1975 dans une commune rurale du Sud de la Chine. La Révolution culturelle touche à sa fin, un an avant la mort de Mao, pour un an encore Grand Timonier d’une Chine qu’il a portée en ébullition. De notre partenaire Rue 89.

Wang Xiaoshuai, un réalisateur chinois indépendant agé de 45 ans, à qui on doit déjà plusieurs réalisations marquantes – « Beijing Bicycle », devenu un grand classique, ou « Shanghai Dreams » (en compétition officielle à Cannes en 2005) –, raconte cette époque à travers le regard d’un enfant de 11 ans qui lui ressemble beaucoup.
L’individualisme nié
Wang Han, cet enfant qui arbore fièrement son foulard rouge de « pionnier » communiste, vit intensément cette enfance bercée par la révolution. Un événement bouleverse sa vie : avec ses camarades, il assiste à la chasse à l’homme d’un meurtrier, avant d’être lui-même happé par cette histoire qui oppose la loi à la morale.
Dans ces années turbulentes, Wang Han a la chance d’avoir un père qui lui inculque quelques valeurs fortes, notamment en passant par la peinture, celle des fleurs qui donnent son titre au film, dont aucune n’est semblable à l’autre, symbole de l’individualisme nié par le tourbillon révolutionnaire.

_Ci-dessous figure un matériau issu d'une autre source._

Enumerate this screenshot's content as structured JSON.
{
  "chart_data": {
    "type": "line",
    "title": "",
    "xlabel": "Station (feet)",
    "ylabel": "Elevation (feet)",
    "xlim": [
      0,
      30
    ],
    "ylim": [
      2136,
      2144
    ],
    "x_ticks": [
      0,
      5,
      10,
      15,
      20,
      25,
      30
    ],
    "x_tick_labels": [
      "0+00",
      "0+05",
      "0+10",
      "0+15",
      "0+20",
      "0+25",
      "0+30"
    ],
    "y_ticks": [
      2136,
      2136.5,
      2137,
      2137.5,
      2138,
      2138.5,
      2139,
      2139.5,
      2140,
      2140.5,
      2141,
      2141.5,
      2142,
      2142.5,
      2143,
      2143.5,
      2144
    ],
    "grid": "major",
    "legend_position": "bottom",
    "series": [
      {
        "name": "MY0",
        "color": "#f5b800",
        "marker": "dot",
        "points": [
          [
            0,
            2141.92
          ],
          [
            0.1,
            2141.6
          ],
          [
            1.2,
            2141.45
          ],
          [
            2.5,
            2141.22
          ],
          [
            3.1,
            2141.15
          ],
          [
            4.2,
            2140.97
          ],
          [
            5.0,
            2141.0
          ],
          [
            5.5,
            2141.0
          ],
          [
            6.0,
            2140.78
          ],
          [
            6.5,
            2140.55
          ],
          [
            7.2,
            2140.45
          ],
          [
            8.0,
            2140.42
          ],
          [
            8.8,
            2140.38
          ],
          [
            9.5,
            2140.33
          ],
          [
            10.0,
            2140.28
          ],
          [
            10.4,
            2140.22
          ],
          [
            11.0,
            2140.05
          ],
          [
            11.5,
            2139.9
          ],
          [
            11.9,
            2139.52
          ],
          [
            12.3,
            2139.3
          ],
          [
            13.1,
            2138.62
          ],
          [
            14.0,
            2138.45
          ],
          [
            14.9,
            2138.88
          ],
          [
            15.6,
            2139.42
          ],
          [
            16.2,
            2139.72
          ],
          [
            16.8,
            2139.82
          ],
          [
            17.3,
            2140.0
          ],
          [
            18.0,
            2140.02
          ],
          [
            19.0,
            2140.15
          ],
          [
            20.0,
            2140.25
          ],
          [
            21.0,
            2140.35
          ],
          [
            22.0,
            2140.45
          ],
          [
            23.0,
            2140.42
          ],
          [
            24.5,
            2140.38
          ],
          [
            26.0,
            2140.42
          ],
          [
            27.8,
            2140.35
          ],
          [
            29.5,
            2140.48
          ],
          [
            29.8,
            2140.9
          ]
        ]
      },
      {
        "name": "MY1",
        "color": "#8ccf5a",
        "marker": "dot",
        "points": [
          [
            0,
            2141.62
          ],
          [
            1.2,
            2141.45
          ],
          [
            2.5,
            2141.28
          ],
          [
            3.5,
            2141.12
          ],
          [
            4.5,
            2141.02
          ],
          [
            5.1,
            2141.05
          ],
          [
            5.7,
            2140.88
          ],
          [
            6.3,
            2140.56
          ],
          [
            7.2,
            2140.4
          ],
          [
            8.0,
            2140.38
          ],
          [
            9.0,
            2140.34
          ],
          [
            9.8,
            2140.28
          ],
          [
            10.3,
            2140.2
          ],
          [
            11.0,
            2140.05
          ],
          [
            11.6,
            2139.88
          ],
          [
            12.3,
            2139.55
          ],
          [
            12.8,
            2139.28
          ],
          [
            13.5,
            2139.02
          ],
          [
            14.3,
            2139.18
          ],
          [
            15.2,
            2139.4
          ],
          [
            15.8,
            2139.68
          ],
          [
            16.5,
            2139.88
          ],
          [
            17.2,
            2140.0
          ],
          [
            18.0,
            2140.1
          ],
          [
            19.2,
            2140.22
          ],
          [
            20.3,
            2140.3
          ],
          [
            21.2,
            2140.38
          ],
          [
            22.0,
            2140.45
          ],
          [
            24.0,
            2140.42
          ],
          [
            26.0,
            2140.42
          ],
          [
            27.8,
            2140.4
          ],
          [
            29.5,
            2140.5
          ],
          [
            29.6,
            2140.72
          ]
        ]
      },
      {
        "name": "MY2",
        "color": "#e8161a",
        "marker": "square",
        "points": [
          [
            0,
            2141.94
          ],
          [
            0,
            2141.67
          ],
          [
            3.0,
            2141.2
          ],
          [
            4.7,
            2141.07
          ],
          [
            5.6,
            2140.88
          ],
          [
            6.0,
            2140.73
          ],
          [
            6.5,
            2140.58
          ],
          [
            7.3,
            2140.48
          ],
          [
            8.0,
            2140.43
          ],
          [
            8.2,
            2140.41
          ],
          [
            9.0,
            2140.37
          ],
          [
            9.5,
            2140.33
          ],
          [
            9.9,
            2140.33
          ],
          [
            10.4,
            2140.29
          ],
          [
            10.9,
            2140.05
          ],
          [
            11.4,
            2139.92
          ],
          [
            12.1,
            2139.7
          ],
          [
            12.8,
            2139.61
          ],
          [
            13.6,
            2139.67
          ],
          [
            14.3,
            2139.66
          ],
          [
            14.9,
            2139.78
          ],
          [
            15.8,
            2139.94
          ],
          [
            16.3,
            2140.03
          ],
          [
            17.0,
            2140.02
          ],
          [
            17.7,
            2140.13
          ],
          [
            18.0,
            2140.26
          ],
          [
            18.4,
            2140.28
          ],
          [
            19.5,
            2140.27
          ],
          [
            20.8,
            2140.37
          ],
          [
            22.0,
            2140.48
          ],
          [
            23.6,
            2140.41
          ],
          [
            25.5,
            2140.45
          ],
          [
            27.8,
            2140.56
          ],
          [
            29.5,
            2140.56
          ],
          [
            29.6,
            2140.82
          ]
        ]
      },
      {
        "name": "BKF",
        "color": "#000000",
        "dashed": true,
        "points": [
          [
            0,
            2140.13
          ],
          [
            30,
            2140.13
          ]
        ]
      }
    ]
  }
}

Dans une Chine qui considère l’histoire récente comme un immense tabou inviolable, surtout d’un point de vue intime, le film de Wang Xiaoshuai sonne juste, avec une sensibilité remarquable, sans angélisme ni fausse naiveté.
Cet enfant de la Révolution culturelle, c’est la génération des quadras d’aujourd’hui, marqués par des événements qui les dépassaient, mais leur a forgé le caractère. Cela permet, aussi, de comprendre la Chine actuelle.
bande-annonce de « Onze fleurs »
De passage à Paris fin avril, Wang Xiaoshuai a répondu à nos questions.
Rue89 : Quelle est la part autobiographique dans « Onze fleurs » ?
Wang Xiaoshuai à Paris, avril 2012 (Pierre Haski/Rue89)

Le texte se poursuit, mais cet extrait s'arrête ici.